Le recyclage et la valorisation des déchets est certainement la solution. Toutefois, le citoyen à un rôle important à jouer en, d’une part essayant de réduire la quantité de déchets produits et d’autre part par un meilleur comportement.
Adopter de petits gestes peut améliorer grandement la situation.

Ne pas jeter ses déchets dans la rue. Les petits emballages, les bouteilles vides, les morceaux de papier… doivent être placés dans des poubelles entretenues par les municipalités.

Ne pas jeter ses mégots n’importe où. Dans de nombreux pays avancés, il est interdit de fumer dans les endroits publics. Dans la rue, des cabines sont spécialement aménagées et équipées pour les fumeurs.

Là où on va (à la plage, en randonnée, au jardin et autres lieux publics), prévoir un sac pour ramasser ses déchets et laisser sa place propre

Placer son sac poubelle dans le container et non le balancer à côté.

Sortir sa poubelle à l’approche de l’heure du passage du camion de ramassage des ordures

Réduire le volume de ses déchets et si possible composter ses déchets organiques (déchets de fruits et légumes, restes des repas...)

Utiliser le moins possible les sacs en plastique et les emballages à usage unique. Préférer le couffin traditionnel pour vos courses ainsi que les emballages recyclables.

Eviter de jeter sa vieille literie, ses vieux meubles et ses vieux appareils électroménagers dans la nature, donner les s’ils sont encore en bon état ou les vendre aux commerçants des objets usagés

Donner le bon exemple à ses enfants et les sensibiliser à la nécessité de préserver la propreté de notre environnement.

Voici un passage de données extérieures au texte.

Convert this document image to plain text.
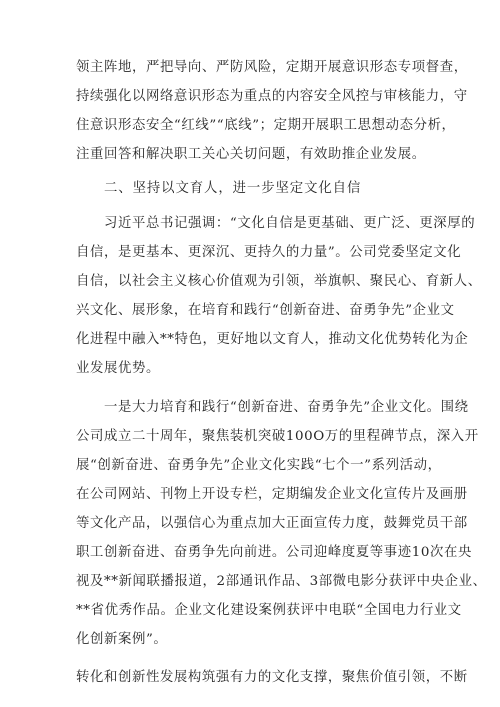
领主阵地，严把导向、严防风险，定期开展意识形态专项督查，
持续强化以网络意识形态为重点的内容安全风控与审核能力，守
住意识形态安全“红线”“底线”；定期开展职工思想动态分析，
注重回答和解决职工关心关切问题，有效助推企业发展。
二、坚持以文育人，进一步坚定文化自信
习近平总书记强调：“文化自信是更基础、更广泛、更深厚的
自信，是更基本、更深沉、更持久的力量”。公司党委坚定文化
自信，以社会主义核心价值观为引领，举旗帜、聚民心、育新人、
兴文化、展形象，在培育和践行“创新奋进、奋勇争先”企业文
化进程中融入**特色，更好地以文育人，推动文化优势转化为企
业发展优势。
一是大力培育和践行“创新奋进、奋勇争先”企业文化。围绕
公司成立二十周年，聚焦装机突破100O万的里程碑节点，深入开
展“创新奋进、奋勇争先”企业文化实践“七个一”系列活动，
在公司网站、刊物上开设专栏，定期编发企业文化宣传片及画册
等文化产品，以强信心为重点加大正面宣传力度，鼓舞党员干部
职工创新奋进、奋勇争先向前进。公司迎峰度夏等事迹10次在央
视及**新闻联播报道，2部通讯作品、3部微电影分获评中央企业、
**省优秀作品。企业文化建设案例获评中电联“全国电力行业文
化创新案例”。
转化和创新性发展构筑强有力的文化支撑，聚焦价值引领，不断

Sécheresse, manque d’eau et risques d’incendies

Le monde vit un dérèglement climatique sans précédent. Des macro-incendies ravagent partout de grandes étendus de forêts et de champs de culture surtout en cette période estivale. De la canicule et de la sécheresse frappent énergiquement et de nombreux pays sont obligés de restreindre l’usage de l’eau, le rationner et le réglementer.

La Tunisie est pleinement exposée à ces perturbations climatiques, la sécheresse et les risques d’incendies. Malheureusement nos concitoyens semblent ignorer la situation et les autorités réagissent mollement. Alors que de nombreux pays décrètent des plans sécheresse et des alertes maximales.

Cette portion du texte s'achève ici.